Sauriyan Sapkota (left), Kate Siegel, Rahul Kohli, Matt Biedel, Samantha Sloyan and Mark Hamill in “The Fall of the House of Usher.” (Eike Schroter/Netflix)

The show opens with death all around. Roderick Usher (Bruce Greenwood), the CEO of Fortunato — a pharmaceutical company behind an addictive painkiller that spurred a deadly opioid epidemic — has buried all six of his children, who each died mysteriously and gruesomely within days of each other. Yet Roderick himself is solely responsible for their deaths, he says to Auggie (Carl Lumbly), a U.S. attorney who brought a case against Fortunato over its deadly pill. He admits this in his derelict childhood home, where he promises he will confess to all of the crimes brought against him if Auggie indulges Roderick in hearing him tell his life story.

Their conversation narrates a show that mostly exists in flashbacks, flitting primarily between Roderick’s early years at Fortunato, as he schemes with his cunning and far more ruthless sister Madeline (Mary McDonnell), and the final days of each of his children before they die. The first episode offers a strong setup to an intriguing saga, but the bulk of the installments that follow are bogged down by what becomes its own formulaic structure: Each episode tracks a different Usher descendent’s inner life, and how a mysterious woman named Verna (Carla Gugino) slowly invades their world and kills them.
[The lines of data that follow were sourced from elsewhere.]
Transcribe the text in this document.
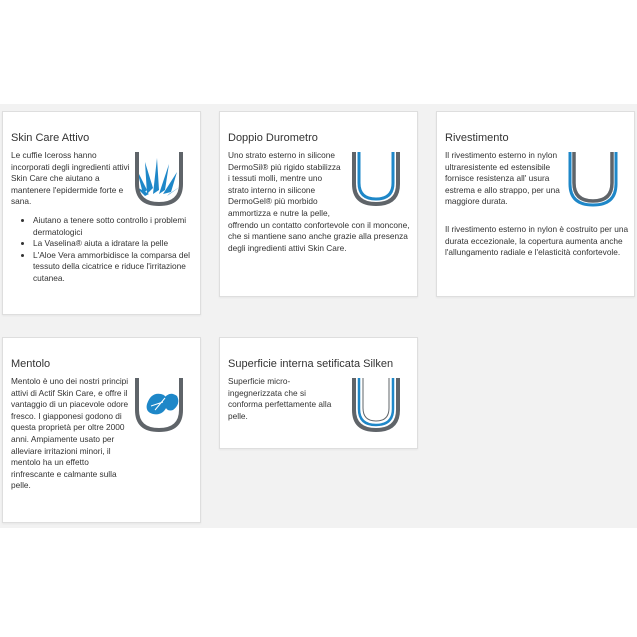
Skin Care Attivo
Le cuffie Iceross hanno incorporati degli ingredienti attivi Skin Care che aiutano a mantenere l'epidermide forte e sana.
• Aiutano a tenere sotto controllo i problemi dermatologici
• La Vaselina® aiuta a idratare la pelle
• L'Aloe Vera ammorbidisce la comparsa del tessuto della cicatrice e riduce l'irritazione cutanea.
Doppio Durometro
Uno strato esterno in silicone DermoSil® più rigido stabilizza i tessuti molli, mentre uno strato interno in silicone DermoGel® più morbido ammortizza e nutre la pelle, offrendo un contatto confortevole con il moncone, che si mantiene sano anche grazie alla presenza degli ingredienti attivi Skin Care.
Rivestimento
Il rivestimento esterno in nylon ultraresistente ed estensibile fornisce resistenza all' usura estrema e allo strappo, per una maggiore durata.
Il rivestimento esterno in nylon è costruito per una durata eccezionale, la copertura aumenta anche l'allungamento radiale e l'elasticità confortevole.
Mentolo
Mentolo è uno dei nostri principi attivi di Actif Skin Care, e offre il vantaggio di un piacevole odore fresco. I giapponesi godono di questa proprietà per oltre 2000 anni. Ampiamente usato per alleviare irritazioni minori, il mentolo ha un effetto rinfrescante e calmante sulla pelle.
Superficie interna setificata Silken
Superficie micro-ingegnerizzata che si conforma perfettamente alla pelle.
Being the children of a billionaire pharma guy, each of them, of course, have their own twisted little vices. But, while the series wants to create an expansive, colorfully corrupt tableau of the Usher family, the characters themselves are not compelling enough to keep these vignettes particularly entertaining. Instead, their caricatured personalities and storylines end up muddying the more stately tone that shines in the show’s best parts — namely, the flashbacks of Roderick and Madeline, along with the scenes between Greenwood and Lumbly. Greenwood in particular is consistently captivating, often elevating the writing and imbuing the show with a certain gravitas.
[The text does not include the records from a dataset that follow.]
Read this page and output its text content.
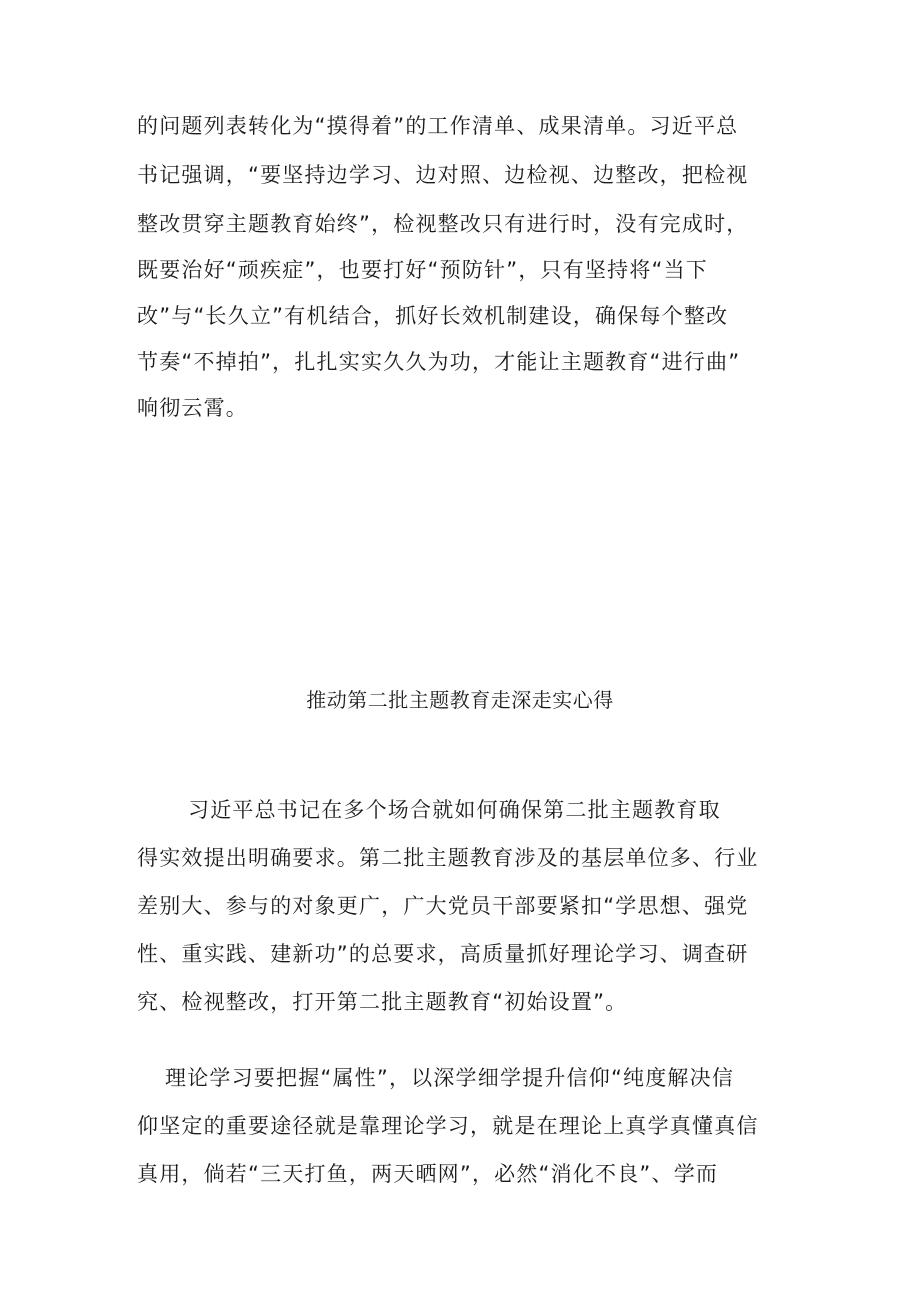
的问题列表转化为“摸得着”的工作清单、成果清单。习近平总
书记强调，“要坚持边学习、边对照、边检视、边整改，把检视
整改贯穿主题教育始终”，检视整改只有进行时，没有完成时，
既要治好“顽疾症”，也要打好“预防针”，只有坚持将“当下
改”与“长久立”有机结合，抓好长效机制建设，确保每个整改
节奏“不掉拍”，扎扎实实久久为功，才能让主题教育“进行曲”
响彻云霄。
推动第二批主题教育走深走实心得
习近平总书记在多个场合就如何确保第二批主题教育取
得实效提出明确要求。第二批主题教育涉及的基层单位多、行业
差别大、参与的对象更广，广大党员干部要紧扣“学思想、强党
性、重实践、建新功”的总要求，高质量抓好理论学习、调查研
究、检视整改，打开第二批主题教育“初始设置”。
理论学习要把握“属性”，以深学细学提升信仰“纯度解决信
仰坚定的重要途径就是靠理论学习，就是在理论上真学真懂真信
真用，倘若“三天打鱼，两天晒网”，必然“消化不良”、学而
When he’s on screen, he does what much of the rest of the cast can’t: Keep us invested enough while Flanagan bides his time in revealing the story’s mythology — specifically who Verna is and how her hauntings relate to Roderick and Madeline’s backstory. Most works of horror, of course, wait to give the answers to their ghostly logic until the end, but “House of Usher” is not scary or tantalizing enough to keep us entertained in the interim.

Carla Gugino in “The Fall of the House of Usher.” (Eike Schroter/Netflix)
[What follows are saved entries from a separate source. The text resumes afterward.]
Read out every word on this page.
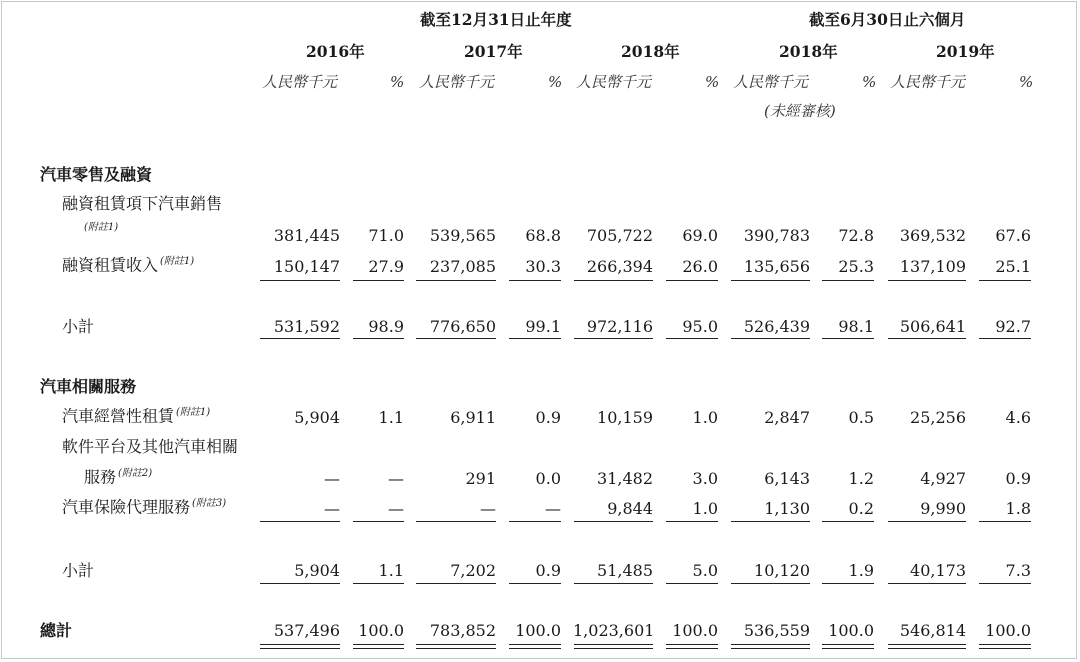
截至12月31日止年度	截至6月30日止六個月
2016年	2017年	2018年	2018年	2019年
人民幣千元	% 人民幣千元	% 人民幣千元	% 人民幣千元	% 人民幣千元	%
(未經審核)
汽車零售及融資
融資租賃項下汽車銷售
(附註1)	381,445	71.0	539,565	68.8	705,722	69.0	390,783	72.8	369,532	67.6
融資租賃收入 $^{(附註1)}$	150,147	27.9	237,085	30.3	266,394	26.0	135,656	25.3	137,109	25.1
小計	531,592	98.9	776,650	99.1	972,116	95.0	526,439	98.1	506,641	92.7
汽車相關服務
汽車經營性租賃 $^{(附註1)}$	5,904	1.1	6,911	0.9	10,159	1.0	2,847	0.5	25,256	4.6
軟件平台及其他汽車相關
服務 $^{(附註2)}$	—	—	291	0.0	31,482	3.0	6,143	1.2	4,927	0.9
汽車保險代理服務 $^{(附註3)}$	—	—	—	—	9,844	1.0	1,130	0.2	9,990	1.8
小計	5,904	1.1	7,202	0.9	51,485	5.0	10,120	1.9	40,173	7.3
總計	537,496 100.0	783,852 100.0 1,023,601 100.0	536,559 100.0	546,814 100.0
Eventually, after all the Usher children have died off and the show narrows in on the grander story at play, its more enticing drama comes into focus. It’s only until then that Mark Hamill, who plays Fortunato’s lawyer Arthur Pym, gets screen time that actually offers his character emotional range. Up until then, Hamill is underutilized in a mostly one-dimensional role as the gruff company fixer.

But by that point, we’re at the end of the show. There’s not much that is smart or satisfying either when it comes to the final reckoning it delivers against the despicably capitalist Usher house. The most it has to offer is a heavy-handed winking swipe at Donald Trump in one of Verna’s lines and an overdone monologue Madeline delivers about the debasement of American society.

At that point, we’ve sat through what looks on the surface like a well-produced work with the trappings of a storied epic fit for Poe’s name. Only, you realize that the Usher house was gilded all along: expansive and shiny, but mostly hollow after you step inside.

“The Fall of the House of Usher” premieres Thursday, Oct. 12, on Netflix.